Yixing ve Chanyeol'ün yanında yer olmadığı için boş görünen bir ağacın altına çantasını bırakıp duvarın önüne onların yanına gitti. Chanyeol önceki günlere göre artık daha neşeliydi, Sehun bunun Quidditch mevzusunun büyük oranda etkisini kaybetmesinden kaynaklı olduğunu düşündü.

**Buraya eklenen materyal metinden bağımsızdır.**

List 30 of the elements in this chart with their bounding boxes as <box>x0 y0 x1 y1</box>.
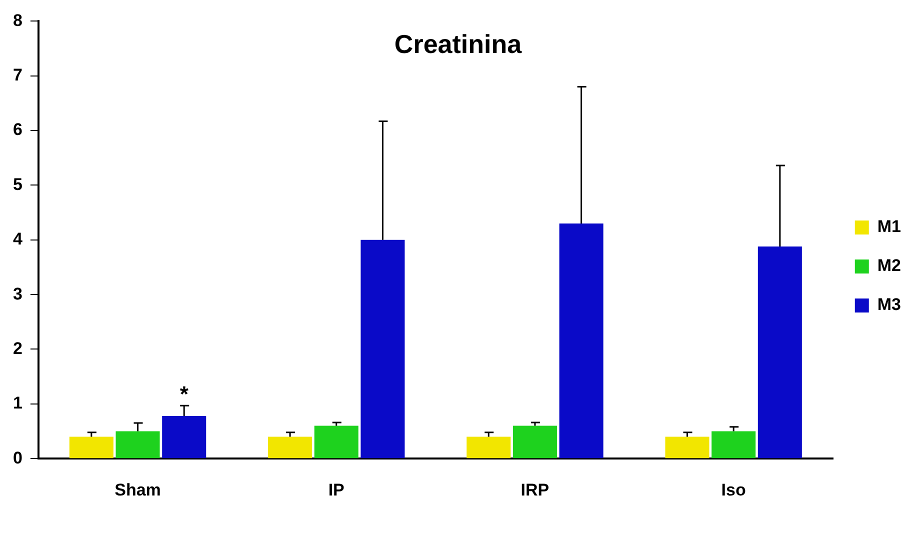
legend-label: M1 <box>877 217 902 236</box>
bar <box>314 426 358 458</box>
bar <box>758 246 802 458</box>
x-tick-label: Sham <box>114 480 161 500</box>
x-tick-label: IP <box>328 480 344 500</box>
annotation: * <box>180 382 189 407</box>
y-tick-label: 8 <box>12 10 22 30</box>
x-tick-label: Iso <box>721 480 746 500</box>
y-tick-label: 6 <box>12 120 22 140</box>
legend-label: M2 <box>877 256 902 276</box>
bar <box>512 426 557 458</box>
y-tick-label: 4 <box>12 230 23 249</box>
bar <box>466 436 511 458</box>
bar <box>268 436 312 458</box>
y-tick-label: 7 <box>12 66 22 85</box>
y-tick-label: 2 <box>12 338 22 358</box>
bar <box>559 224 604 458</box>
y-tick-label: 0 <box>12 448 22 468</box>
bar <box>116 431 160 458</box>
bar <box>360 240 405 458</box>
y-tick-label: 1 <box>12 394 22 413</box>
legend-label: M3 <box>877 295 902 314</box>
y-tick-label: 5 <box>12 174 22 194</box>
bar <box>162 416 206 458</box>
bar <box>665 436 710 458</box>
bar <box>69 436 114 458</box>
chart-title: Creatinina <box>394 28 522 59</box>
bar <box>712 431 756 458</box>
y-tick-label: 3 <box>12 284 22 304</box>
x-tick-label: IRP <box>520 480 550 500</box>
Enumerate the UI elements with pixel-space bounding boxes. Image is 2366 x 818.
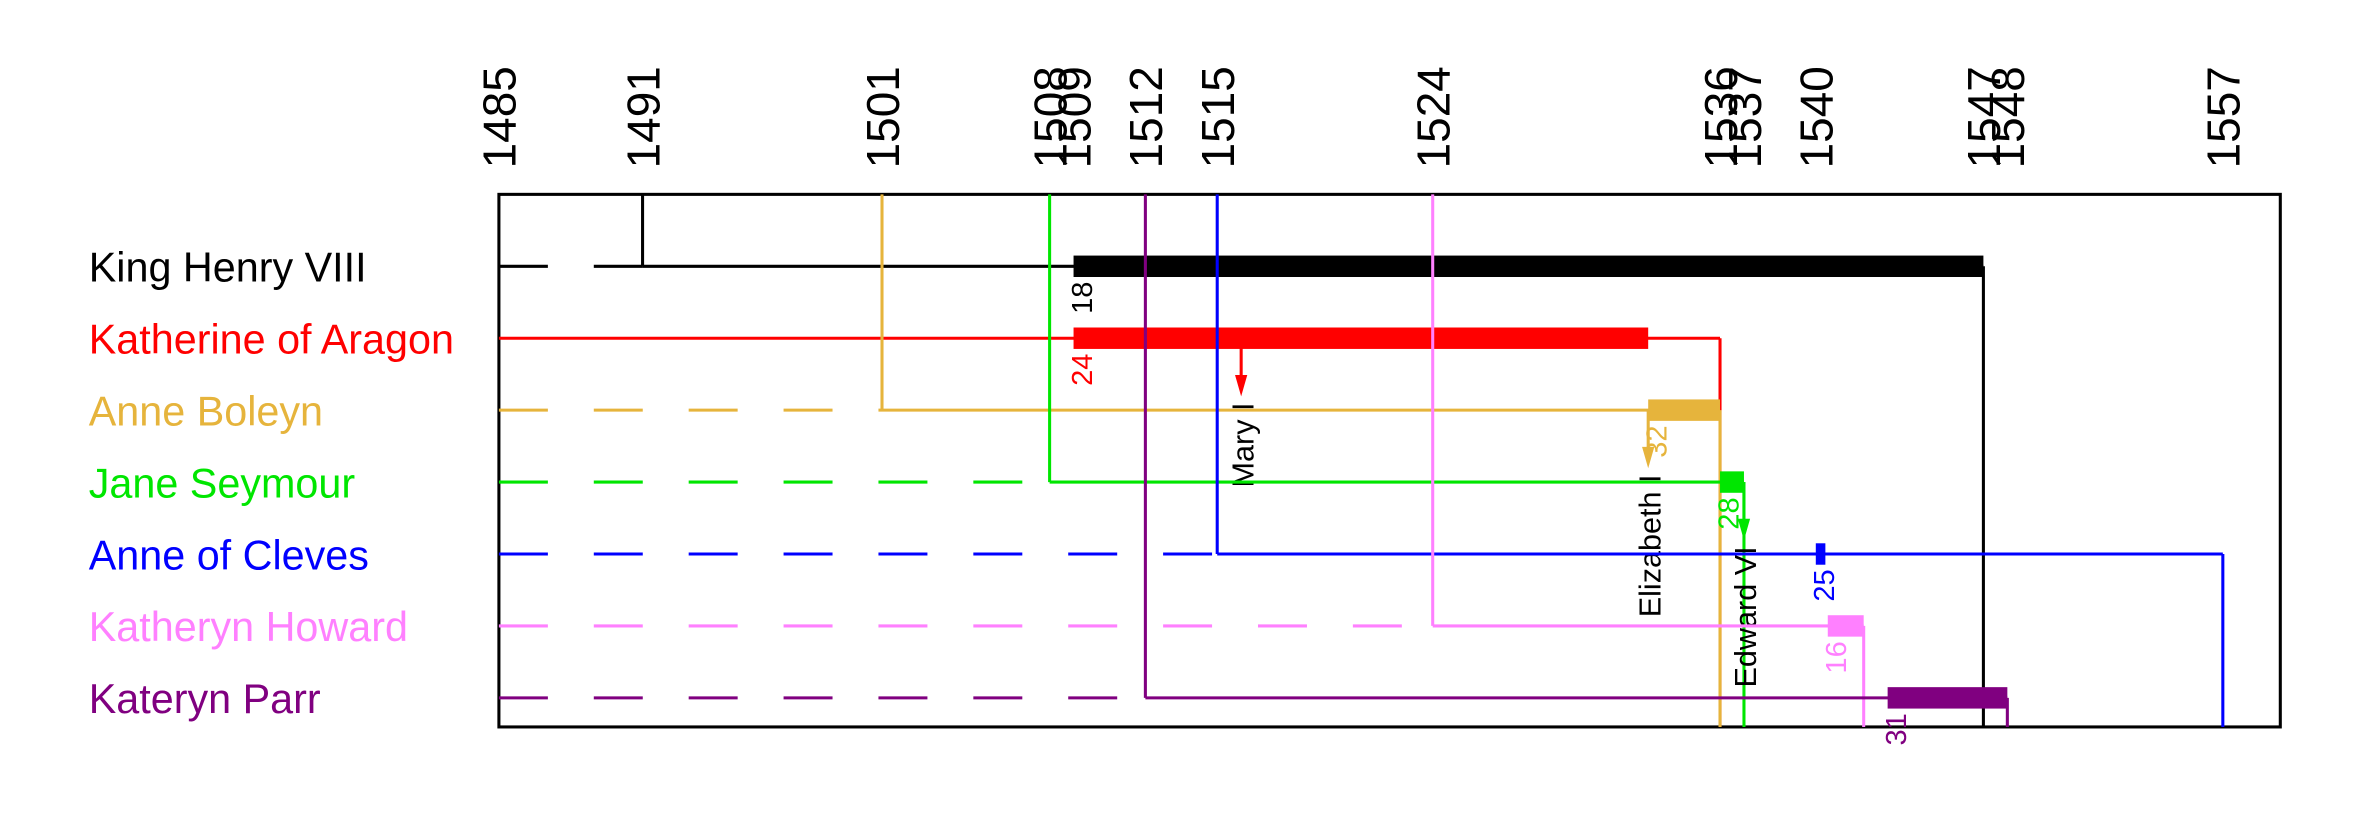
age-label: 31 xyxy=(1881,713,1913,745)
marriage-bar xyxy=(1073,327,1649,349)
child-label: Mary I xyxy=(1226,402,1260,487)
x-tick-label: 1524 xyxy=(1408,66,1460,168)
person-name: Anne of Cleves xyxy=(89,532,369,578)
person-name: King Henry VIII xyxy=(89,245,367,291)
child-arrowhead xyxy=(1235,374,1248,397)
x-tick-label: 1557 xyxy=(2198,66,2250,168)
x-tick-label: 1548 xyxy=(1982,66,2034,168)
x-tick-label: 1508 xyxy=(1024,66,1076,168)
child-label: Elizabeth I xyxy=(1633,474,1667,617)
x-tick-label: 1515 xyxy=(1192,66,1244,168)
age-label: 16 xyxy=(1821,641,1853,673)
child-label: Edward VI xyxy=(1729,546,1763,687)
age-label: 24 xyxy=(1067,354,1099,386)
x-tick-label: 1547 xyxy=(1958,66,2010,168)
x-tick-label: 1491 xyxy=(617,66,669,168)
age-label: 18 xyxy=(1067,282,1099,314)
person-name: Kateryn Parr xyxy=(89,676,321,722)
marriage-bar xyxy=(1648,399,1721,421)
marriage-bar xyxy=(1887,687,2008,709)
marriage-bar xyxy=(1827,615,1864,637)
x-tick-label: 1509 xyxy=(1048,66,1100,168)
child-arrowhead xyxy=(1737,518,1751,541)
person-name: Katherine of Aragon xyxy=(89,317,454,363)
x-tick-label: 1537 xyxy=(1719,66,1771,168)
person-name: Jane Seymour xyxy=(89,460,356,506)
x-tick-label: 1536 xyxy=(1695,66,1747,168)
person-name: Katheryn Howard xyxy=(89,604,408,650)
plot-frame xyxy=(497,192,2282,729)
x-tick-label: 1512 xyxy=(1120,66,1172,168)
age-label: 25 xyxy=(1809,569,1841,601)
x-tick-label: 1501 xyxy=(857,66,909,168)
child-arrowhead xyxy=(1642,446,1655,469)
x-tick-label: 1540 xyxy=(1791,66,1843,168)
marriage-bar xyxy=(1073,255,1984,278)
person-name: Anne Boleyn xyxy=(89,388,323,434)
x-tick-label: 1485 xyxy=(474,66,526,168)
marriage-bar xyxy=(1720,471,1744,493)
marriage-bar xyxy=(1815,543,1826,565)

Yixing aradan geçen iki günde, Chanyeol'le bir kez daha konuşmuş ve istemiyorsa onu zorlamayacağını ancak yine de denemelere girmesini istediğini söylemiş ve Chanyeol de bunu düşüneceğini ama seçilse bile oymamak isteyip istemeyeceğini bilmediğini o yüzden çok da umut bağlamaması gerektiğini söylemiş ve bu konuyu daha da gerginleştirmeden kapatmışlardı.

Konuyu kapatan sadece onlar olsa da, Jongdae hala Sehun'u bu konuda sıkıştırıyor ve Chanyeol'ün ağzını aramaya devam ediyordu, Minseok'un söylediklerini kontrol etmeye çalışıyor ve her seferinde ikisi arasında küçük bir elektrik ortaya çıkıyordu. Sehun, bu küçük konuşmaların onu Aritmansi ödevinden daha çok yorduğunu fark etti o an.

Sonunda ikisinin yanına vardığında, ellerini ikisinin de dizlerine yerleştirip onlara doğru eğildi.

"Kocaman adamlarsınız yemin ediyorum, üç kişilik yer kaplıyorsunuz oğlum, dışarıda kaldım." diye hayıflandı gülerek. Chanyeol, dizindeki eli sirkelemeye çalışırken Yixing kafasını geri atıp küçük bir kahkahanın dilinden dökülmesine izin verdi.

"Sen kendini hala ikinci sınıfta falan mı sanıyorsun, sanki sen küçücüksün. Şu boya bak beni geçeceksin hala mızmızlanıyorsun." Chanyeol dizindeki eli itemeyeceğini fark edip kabullenirken söyledi.